I have a relation like this :

R1 : a:chararray,b:chararray,c:bag{t:tuple(c1:chararray,c2:chararray)}

so the data look like :

(a,b,{(aa,bb),(cc,dd)})  
(e,f,{(gg,hh),(ii,jj)})

And i want to get that :

R2 : c:bag{t:tuple(c1:chararray,c2:chararray,b:chararray,a:chararray,)}

So :

{(aa,bb,b,a),(cc,dd,b,a)})  
{(gg,hh,f,e),(ii,jj,f,e)}

I tried several solution with nested foreach and flatten the bag, i tried cross join ... but there isn't any good solution.

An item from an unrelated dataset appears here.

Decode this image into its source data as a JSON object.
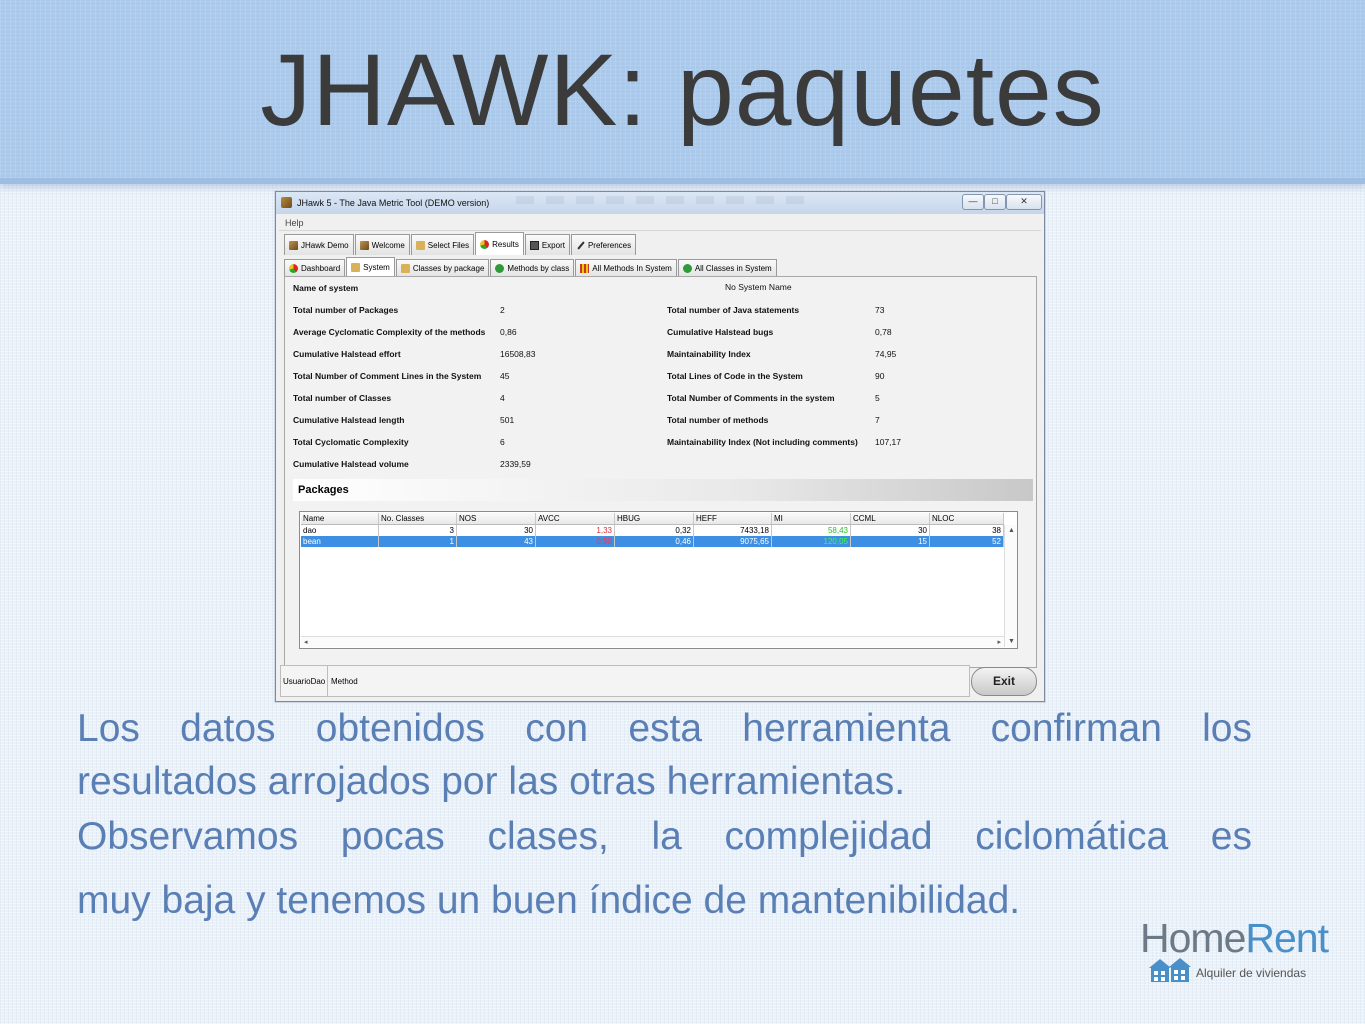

Especially I expected this should work :

FOREACH R1  {
    flatC= FOREACH R1 GENERATE FLATTEN(c) as c1,c2,c3;
GENERATE 
    a,
    b,
    c1,
    c2,
    c3;
};

Does anyone have an idea ?

thanks

1

1 Answers

0
votes

One option could be you can try like this.

input.txt

a       b       {(aa,bb),(cc,dd)}
e       f       {(gg,hh),(ii,jj)}

PigScript:

A= LOAD 'input.txt' AS (a:chararray,b:chararray,c:bag{(c1:chararray,c2:chararray)});
B = FOREACH A GENERATE FLATTEN(c),b,a;
C = GROUP B BY (b,a);
D = FOREACH C GENERATE $1;
DUMP D;
DESCRIBE D;

Output:

({(aa,bb,b,a),(cc,dd,b,a)})
({(gg,hh,f,e),(ii,jj,f,e)})